Given this information, it is evident that there is a high demand for data analysts in the healthcare sector primarily because many hospitals are relying on big data to collect and retrieve information to enhance patient care delivery. Service delivery, improving the quality of lives of people, and working closely with people have been the guiding aspects for the career path that I would like to choose. Hence, working as a healthcare provider is my ideal career, particularly, in the role of a registered nurse. In my opinion, nurses work closely with patients as compared to other healthcare providers. Therefore, they can affect significant change in patients through clinical practices and utilization of theories such as humanistic nursing. In the future, I would like to ascend to the role of the nurse leader, where I will serve clients in various capacities, including the implementation of advanced research-based care practices.
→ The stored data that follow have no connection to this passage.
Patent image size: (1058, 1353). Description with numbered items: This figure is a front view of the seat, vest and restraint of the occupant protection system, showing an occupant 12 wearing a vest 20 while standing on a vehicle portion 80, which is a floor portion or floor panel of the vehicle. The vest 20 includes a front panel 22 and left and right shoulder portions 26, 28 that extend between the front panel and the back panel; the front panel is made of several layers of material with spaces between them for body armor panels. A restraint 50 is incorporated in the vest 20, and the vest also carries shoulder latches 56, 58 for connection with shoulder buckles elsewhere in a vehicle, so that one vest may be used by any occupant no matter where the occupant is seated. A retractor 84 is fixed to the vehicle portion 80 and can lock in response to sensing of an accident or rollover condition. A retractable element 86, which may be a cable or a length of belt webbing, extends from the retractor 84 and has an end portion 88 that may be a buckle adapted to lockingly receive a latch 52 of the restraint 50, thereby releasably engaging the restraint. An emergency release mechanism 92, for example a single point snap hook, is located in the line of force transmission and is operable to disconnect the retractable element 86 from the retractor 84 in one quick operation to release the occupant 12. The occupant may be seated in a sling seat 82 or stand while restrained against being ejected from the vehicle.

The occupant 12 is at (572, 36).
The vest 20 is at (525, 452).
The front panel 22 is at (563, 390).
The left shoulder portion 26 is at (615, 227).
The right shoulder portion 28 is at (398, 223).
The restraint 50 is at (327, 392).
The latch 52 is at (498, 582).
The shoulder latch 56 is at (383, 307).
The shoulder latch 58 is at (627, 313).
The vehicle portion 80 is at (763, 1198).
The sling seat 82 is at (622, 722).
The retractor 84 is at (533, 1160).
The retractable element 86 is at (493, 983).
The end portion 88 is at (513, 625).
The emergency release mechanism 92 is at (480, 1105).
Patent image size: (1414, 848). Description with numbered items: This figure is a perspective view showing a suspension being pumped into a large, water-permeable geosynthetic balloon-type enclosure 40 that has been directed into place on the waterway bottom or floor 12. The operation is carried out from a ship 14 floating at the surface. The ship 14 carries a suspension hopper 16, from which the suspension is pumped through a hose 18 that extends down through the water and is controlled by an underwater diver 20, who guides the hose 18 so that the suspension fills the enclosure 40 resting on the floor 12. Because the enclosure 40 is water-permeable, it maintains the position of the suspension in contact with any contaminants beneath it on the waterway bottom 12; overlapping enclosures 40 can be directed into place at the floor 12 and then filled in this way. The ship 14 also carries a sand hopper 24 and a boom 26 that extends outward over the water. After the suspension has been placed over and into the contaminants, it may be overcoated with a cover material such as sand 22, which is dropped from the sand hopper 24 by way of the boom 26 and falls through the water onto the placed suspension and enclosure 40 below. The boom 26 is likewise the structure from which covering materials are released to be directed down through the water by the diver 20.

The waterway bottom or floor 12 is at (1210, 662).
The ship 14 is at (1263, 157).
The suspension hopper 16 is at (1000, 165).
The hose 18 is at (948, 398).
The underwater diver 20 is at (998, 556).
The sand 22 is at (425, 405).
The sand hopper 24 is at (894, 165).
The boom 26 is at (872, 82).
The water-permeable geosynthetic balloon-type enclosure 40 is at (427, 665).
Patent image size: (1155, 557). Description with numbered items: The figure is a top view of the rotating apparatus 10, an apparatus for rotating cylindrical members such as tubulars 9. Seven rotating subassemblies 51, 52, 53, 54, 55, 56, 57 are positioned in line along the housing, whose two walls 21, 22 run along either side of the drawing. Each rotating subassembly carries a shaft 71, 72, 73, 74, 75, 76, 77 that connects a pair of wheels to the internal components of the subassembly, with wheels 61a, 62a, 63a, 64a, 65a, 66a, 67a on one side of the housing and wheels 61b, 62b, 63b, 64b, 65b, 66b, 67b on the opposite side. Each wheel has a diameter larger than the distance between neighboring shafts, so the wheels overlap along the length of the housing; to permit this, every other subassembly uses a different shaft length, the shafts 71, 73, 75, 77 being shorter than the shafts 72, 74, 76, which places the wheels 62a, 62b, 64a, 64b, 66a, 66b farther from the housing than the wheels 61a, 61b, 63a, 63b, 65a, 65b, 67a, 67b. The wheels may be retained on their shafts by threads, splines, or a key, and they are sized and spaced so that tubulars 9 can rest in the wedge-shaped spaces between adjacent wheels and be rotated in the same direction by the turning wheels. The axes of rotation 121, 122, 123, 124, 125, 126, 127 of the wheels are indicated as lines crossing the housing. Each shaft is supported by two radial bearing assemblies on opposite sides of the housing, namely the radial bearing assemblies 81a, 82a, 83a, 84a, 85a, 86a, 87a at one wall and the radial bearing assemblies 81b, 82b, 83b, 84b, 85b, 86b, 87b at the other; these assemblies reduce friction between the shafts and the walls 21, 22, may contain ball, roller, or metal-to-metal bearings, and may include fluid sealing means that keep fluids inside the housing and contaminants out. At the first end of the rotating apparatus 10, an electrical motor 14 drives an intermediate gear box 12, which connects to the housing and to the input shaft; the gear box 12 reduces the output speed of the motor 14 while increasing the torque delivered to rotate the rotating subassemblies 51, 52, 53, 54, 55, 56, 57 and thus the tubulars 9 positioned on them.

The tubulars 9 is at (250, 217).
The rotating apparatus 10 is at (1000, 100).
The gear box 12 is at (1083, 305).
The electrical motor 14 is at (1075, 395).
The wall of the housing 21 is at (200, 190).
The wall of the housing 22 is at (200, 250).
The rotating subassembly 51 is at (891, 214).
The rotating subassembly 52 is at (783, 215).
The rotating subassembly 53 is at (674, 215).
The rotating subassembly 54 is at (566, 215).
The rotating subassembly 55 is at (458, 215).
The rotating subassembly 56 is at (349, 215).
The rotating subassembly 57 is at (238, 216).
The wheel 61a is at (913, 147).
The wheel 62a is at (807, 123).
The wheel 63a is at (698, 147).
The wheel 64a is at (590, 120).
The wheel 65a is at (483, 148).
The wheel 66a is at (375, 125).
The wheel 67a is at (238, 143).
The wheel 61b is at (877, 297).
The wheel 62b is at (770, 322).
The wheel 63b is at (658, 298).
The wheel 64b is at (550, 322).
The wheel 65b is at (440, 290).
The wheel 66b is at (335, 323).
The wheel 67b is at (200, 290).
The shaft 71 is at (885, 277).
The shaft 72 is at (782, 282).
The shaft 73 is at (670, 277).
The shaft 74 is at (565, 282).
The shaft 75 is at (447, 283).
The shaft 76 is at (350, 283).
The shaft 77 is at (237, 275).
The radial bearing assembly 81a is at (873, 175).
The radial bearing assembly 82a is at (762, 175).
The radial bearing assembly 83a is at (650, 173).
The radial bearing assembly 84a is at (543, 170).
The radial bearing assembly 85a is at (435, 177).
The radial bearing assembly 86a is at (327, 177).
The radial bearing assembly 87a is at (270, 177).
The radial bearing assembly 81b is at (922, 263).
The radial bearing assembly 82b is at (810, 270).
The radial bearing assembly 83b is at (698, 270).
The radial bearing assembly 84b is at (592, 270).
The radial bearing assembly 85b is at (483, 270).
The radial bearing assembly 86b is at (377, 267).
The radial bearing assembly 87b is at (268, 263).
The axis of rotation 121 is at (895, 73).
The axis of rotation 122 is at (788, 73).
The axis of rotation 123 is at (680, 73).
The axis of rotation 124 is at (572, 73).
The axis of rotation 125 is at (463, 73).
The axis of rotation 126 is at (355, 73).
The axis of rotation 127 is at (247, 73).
Moreover, I will be able to mentor other nurses in professionals and inspire patient-centered practices.
Advances in technology have led to the inception of big data analytics that facilitates the collection, storage, and appraisal of structured, semi-structured, and unstructured data. Students attending college or university, unfortunately, don’t get information on big data in health care fast enough. Not many of them are taught to do analytical research in this field. While essay writing remains the key priority for professors, Nursery students will stay behind. If you have a choice to write some papers or attend additional classes in big data and related disciplines, I recommend to pay someone online for essays and focus on new information. I have chosen writemypaperhub.com among the professional services, and you can choose a company that suits you most. Ask for help when essay writing is not your priority, and pay more attention to advancement in technology. With sources such as GPS devices, computer systems such as for weblogs, internet searches, and social networks such as Facebook and Tumblr, various industries can access pertinent information that can be used to complete business functions. One such sector is the healthcare sector that has incorporated big data in its operations, such as electronic health record keeping and predictive analytics. Besides, big data classifies health information into five pathways namely right living, right care, right provider, right innovation, and right values to obtain accurate patient information, ensure a patient receives best possible treatment, and give clients worth in terms of care delivery. Moreover, the invention of the Hadoop ecosystem concerning healthcare has led to the use of big data analytics in varying capacities like monitoring patients’ vitals, hospital network, and healthcare intelligence. Consequently, it is notable that big data not only collects, stores, and retrieves vital data, but also it has improved service delivery in the healthcare sector.